If $\varphi, g$ are positive and non-zero in $L^p(\mathbb R^n)$ and $L^q(\mathbb R^n)$ respectively, then so is their product in $L^1(\mathbb R^n)$

Question

This appears somewhere in a proof of my functional analysis course and I do not see how can I justify it.

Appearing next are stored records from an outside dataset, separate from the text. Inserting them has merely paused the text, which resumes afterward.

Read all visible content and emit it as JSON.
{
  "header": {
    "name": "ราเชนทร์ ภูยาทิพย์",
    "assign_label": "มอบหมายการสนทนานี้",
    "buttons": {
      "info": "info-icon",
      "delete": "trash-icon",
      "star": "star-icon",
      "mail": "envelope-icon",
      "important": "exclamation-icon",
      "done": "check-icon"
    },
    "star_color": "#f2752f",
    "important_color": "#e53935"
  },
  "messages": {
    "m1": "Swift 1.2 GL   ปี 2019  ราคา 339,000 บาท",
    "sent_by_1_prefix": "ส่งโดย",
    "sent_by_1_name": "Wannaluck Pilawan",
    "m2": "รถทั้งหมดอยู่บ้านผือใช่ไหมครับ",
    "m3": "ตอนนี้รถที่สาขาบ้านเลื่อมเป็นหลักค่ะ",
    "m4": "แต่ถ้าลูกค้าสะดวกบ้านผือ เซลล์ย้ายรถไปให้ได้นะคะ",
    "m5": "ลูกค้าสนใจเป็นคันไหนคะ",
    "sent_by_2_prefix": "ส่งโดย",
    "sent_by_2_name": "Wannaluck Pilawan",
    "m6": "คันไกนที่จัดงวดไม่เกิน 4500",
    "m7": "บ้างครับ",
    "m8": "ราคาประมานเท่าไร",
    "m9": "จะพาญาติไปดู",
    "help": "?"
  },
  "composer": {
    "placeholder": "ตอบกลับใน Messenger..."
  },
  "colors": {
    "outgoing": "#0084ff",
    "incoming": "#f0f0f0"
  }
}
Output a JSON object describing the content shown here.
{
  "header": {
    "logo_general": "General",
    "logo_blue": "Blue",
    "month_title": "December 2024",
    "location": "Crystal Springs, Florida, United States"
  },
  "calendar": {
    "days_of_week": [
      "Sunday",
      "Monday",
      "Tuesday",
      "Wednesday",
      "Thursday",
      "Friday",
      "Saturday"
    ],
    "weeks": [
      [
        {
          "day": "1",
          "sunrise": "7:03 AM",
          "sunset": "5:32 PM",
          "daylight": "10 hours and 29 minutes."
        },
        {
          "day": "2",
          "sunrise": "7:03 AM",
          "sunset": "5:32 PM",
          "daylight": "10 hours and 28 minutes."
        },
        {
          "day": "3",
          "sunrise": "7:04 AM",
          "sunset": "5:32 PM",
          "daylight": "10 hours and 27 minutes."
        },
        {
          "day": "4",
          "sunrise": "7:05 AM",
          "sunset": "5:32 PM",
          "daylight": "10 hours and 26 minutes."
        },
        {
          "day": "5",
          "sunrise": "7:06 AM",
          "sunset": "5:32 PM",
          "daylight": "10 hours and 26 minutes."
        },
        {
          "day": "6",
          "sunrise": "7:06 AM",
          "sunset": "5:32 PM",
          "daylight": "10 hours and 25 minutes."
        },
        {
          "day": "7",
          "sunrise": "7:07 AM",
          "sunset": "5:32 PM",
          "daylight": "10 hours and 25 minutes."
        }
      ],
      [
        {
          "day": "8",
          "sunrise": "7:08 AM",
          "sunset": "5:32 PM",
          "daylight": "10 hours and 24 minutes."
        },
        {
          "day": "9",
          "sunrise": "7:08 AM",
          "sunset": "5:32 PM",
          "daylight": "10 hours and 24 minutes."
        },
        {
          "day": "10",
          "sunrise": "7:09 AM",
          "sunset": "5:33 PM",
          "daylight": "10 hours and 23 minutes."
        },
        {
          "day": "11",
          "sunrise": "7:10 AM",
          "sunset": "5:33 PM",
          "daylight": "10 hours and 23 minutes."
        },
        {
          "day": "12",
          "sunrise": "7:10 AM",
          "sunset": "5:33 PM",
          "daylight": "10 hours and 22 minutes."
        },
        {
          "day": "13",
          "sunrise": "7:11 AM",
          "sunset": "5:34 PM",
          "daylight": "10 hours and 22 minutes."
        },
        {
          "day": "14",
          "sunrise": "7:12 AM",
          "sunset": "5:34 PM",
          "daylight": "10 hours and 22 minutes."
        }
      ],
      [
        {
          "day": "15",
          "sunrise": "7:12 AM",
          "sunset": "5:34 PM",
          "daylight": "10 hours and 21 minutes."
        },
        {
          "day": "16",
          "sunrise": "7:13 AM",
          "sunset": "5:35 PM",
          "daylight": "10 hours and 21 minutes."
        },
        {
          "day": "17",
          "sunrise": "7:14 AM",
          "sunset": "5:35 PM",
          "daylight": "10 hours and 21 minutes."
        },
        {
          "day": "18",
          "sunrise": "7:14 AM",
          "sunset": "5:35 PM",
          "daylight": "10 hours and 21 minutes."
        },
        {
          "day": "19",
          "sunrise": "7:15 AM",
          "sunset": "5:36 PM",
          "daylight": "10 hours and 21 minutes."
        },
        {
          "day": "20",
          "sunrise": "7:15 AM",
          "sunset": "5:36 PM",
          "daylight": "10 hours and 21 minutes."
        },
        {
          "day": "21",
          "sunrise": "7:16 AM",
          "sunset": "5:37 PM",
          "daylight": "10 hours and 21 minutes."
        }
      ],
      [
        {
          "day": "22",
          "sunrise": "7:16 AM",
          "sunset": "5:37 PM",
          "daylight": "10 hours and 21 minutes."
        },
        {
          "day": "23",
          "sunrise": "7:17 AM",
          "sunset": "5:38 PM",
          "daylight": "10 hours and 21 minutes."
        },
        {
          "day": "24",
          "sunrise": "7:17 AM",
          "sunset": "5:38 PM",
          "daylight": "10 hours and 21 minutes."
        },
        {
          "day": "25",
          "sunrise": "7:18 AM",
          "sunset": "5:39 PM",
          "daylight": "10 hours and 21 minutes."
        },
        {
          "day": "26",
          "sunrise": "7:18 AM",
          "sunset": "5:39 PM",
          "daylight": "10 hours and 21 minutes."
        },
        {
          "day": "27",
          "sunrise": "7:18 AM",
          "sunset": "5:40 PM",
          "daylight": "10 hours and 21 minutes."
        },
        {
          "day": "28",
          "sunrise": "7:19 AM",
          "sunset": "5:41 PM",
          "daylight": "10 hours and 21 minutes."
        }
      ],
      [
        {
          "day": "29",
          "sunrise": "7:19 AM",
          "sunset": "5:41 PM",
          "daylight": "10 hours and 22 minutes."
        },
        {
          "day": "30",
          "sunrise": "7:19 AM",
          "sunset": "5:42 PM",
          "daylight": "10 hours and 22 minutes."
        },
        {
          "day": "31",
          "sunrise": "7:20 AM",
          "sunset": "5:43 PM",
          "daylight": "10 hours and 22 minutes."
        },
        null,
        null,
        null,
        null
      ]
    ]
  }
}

Let $\varphi \in L^p(\mathbb R^n)$ for all $p \in [1, + \infty]$, $\varphi > 0$ and $\varphi \neq 0$ in all the $L^p$'s. Let $g \in L^q(\mathbb R^n)$ for some $q \in [1, +\infty]$ also positive and non-zero in $L^q$. And from that, my teacher deduced that $$\int_\mathbb{R^n} \varphi(x) g(x) > 0.$$ Clearly, $\varphi(x) g(x) \ge 0$, but how can I bound this integral from below ? All obvious inequalities (Young, Holder, ..) are in the wrong direction.

Answer 1

Let $A$ be the set where $g$ is stricly positive. Since $\varphi$ as you said is strictly positive almost everywhere, there is a subset $B$ of $A$ with $\lambda(B) >0$ such that $g \cdot \varphi$ is strictly positive. Finally,

$$\int g \cdot\varphi d \lambda \geq \int_B g \cdot\varphi d \lambda >0.$$

Where you can check the last inequality in this link.

Answer 2

This is impossible. Counterexample $\phi = 1_{\lbrack 0,1 \rbrack}$. $\int \phi(x)^p dx = \int 1_{\lbrack 0,1 \rbrack}(x)^p dx = 1$ for all $p$. Picking $g =1_{\lbrack 2,3 \rbrack} $. Thn the integral you seek is 0.